Steph absurdly wanted to break the moment and suggest rooftop tag, to settle back into territory where she was confident.

Maybe she could read Cass better than she thought, if a single nod could launch Steph into a crisis.

Steph licked her lips nervously, and Cass’s eyes tracked the movement, obvious even through the domino, and… oh.


Maybe she was in territory where she was confident after all.

“Cass,” she said. “I missed you so much when you were gone. When I was gone.”

They didn’t talk much about that time, about how Steph had been ripped from her life and set adrift, and how she’d let it go on for longer than she needed to, once she’d regained herself. They didn’t talk about what it had done to Cass. They didn’t talk about what it had done to Steph.

But with Cass, sometimes words were the least important part.

“Me too,” Cass said. “I… understand. Better, now.” Now that she’d left Gotham behind, too. It did something to you, escaping from this city. Leaving it behind and being someone new. It cast into stark light just who you were, and since they were both here, standing on a rooftop with Gotham’s lights twinkling behind them, beautiful through the fog that was settling into the city, she knew that they’d come to the same conclusion.

This was their home. This life was what they were meant for. And happiness wasn’t something to squander.

Steph didn’t hesitate a moment longer. She flung herself towards Cass, like she had when she’d appeared behind her earlier that night, only this time with different intent.

She’d kissed Cass dozens of times before -- soft forehead kisses, happy kisses on the cheek, gentle make-it-better kisses against sore muscles, even a few delighted smacks on the mouth -- but never like this. Never with this thrumming confidence that this was what Cass wanted, that this was what they truly meant to each other. Never with such hope.

This kiss was a thousand emotions twined together into a singular action. Cass’s eyes were shut, her ability to read body language unnecessary. It was perfect and it was messy and it was graceless, bumped noses and a soft giggle into another mouth, and Steph never, ever wanted it to end.

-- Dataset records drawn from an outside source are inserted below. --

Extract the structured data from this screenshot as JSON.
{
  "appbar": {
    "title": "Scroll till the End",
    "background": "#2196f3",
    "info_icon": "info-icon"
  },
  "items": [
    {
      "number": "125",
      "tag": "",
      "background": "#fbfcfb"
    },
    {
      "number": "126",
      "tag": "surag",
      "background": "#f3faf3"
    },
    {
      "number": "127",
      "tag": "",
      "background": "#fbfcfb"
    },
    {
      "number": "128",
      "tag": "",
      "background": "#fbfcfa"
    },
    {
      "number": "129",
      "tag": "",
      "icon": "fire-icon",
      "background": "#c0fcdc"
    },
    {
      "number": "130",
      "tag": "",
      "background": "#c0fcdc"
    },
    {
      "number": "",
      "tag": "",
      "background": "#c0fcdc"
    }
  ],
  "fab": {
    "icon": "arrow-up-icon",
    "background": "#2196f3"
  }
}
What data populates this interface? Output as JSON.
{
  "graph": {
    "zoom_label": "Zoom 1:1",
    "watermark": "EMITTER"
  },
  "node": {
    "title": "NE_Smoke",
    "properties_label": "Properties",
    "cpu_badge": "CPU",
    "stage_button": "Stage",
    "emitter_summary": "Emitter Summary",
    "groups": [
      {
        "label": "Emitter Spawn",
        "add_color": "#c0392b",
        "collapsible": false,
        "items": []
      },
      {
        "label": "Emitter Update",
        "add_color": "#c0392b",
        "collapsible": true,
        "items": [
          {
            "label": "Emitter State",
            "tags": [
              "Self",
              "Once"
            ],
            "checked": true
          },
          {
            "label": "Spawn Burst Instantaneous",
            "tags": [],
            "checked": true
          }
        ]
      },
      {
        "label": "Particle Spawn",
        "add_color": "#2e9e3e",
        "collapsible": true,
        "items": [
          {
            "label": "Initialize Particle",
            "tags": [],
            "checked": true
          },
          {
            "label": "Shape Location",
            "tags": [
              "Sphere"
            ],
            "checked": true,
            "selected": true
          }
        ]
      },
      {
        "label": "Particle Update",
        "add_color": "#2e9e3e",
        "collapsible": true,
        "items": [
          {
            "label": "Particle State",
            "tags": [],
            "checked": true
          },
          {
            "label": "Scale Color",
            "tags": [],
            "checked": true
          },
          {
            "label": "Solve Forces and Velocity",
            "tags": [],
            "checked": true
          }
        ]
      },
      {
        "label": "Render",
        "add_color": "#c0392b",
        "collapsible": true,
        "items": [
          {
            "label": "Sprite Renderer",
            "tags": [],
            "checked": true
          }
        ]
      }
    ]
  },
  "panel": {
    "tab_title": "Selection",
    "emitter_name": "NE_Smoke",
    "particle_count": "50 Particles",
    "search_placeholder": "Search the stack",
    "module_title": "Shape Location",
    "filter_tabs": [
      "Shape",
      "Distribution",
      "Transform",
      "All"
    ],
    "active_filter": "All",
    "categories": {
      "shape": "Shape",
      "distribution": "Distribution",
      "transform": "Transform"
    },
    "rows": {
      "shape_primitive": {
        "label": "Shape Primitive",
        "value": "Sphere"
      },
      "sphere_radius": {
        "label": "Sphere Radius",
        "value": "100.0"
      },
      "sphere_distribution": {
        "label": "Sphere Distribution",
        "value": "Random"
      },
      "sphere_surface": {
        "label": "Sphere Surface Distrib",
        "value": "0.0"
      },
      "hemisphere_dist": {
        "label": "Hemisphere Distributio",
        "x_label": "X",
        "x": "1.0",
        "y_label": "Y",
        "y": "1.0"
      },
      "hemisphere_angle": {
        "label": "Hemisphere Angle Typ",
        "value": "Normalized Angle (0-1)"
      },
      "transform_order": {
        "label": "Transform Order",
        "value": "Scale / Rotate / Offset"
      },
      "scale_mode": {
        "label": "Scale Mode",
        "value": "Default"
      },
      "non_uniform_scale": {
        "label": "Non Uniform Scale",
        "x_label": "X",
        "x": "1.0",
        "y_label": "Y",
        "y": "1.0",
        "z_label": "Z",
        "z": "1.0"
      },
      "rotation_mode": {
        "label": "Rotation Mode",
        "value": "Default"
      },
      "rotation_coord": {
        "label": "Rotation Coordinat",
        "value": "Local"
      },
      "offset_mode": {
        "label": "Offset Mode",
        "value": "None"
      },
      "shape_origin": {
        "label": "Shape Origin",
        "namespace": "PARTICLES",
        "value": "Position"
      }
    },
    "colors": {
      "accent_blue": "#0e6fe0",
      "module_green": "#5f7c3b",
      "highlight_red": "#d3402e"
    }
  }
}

Their clasped hands were trapped between their bodies, a Bat pressed against them on either side, and Steph tangled her free hand in Cass’s loose hair. Cass’s hand scrabbled at her side, like she was trying to pull her closer, but unsure how, given that they were pressed as tightly together as humanly possible.

Steph understood the urge; it felt like madness that they’d never done this, that they had reigned in all this want and all this love for so long.

It came to her, suddenly, that she might have misinterpreted Cass earlier. That her tension had been unrelated to Batgirl, and instead related to something more visceral.

When they finally broke apart, breath coming fast and desperate, like they’d just single-handedly reigned in an Arkham breakout, Cass laughed, that bright, bell-like sound that Steph loved so much. She reached over, a mischievous grin on her face, and pressed two fingers against Steph’s shoulder. Pushed hard enough to knock Steph even more off-balance, then she said, “Tag.”

She took off, launching off the rooftop, her silhouette against the night a thing of beauty. Steph laughed herself, taking in one more deep breath of Gotham air, and raced off after her.

She thought that tonight, she just might catch Cass.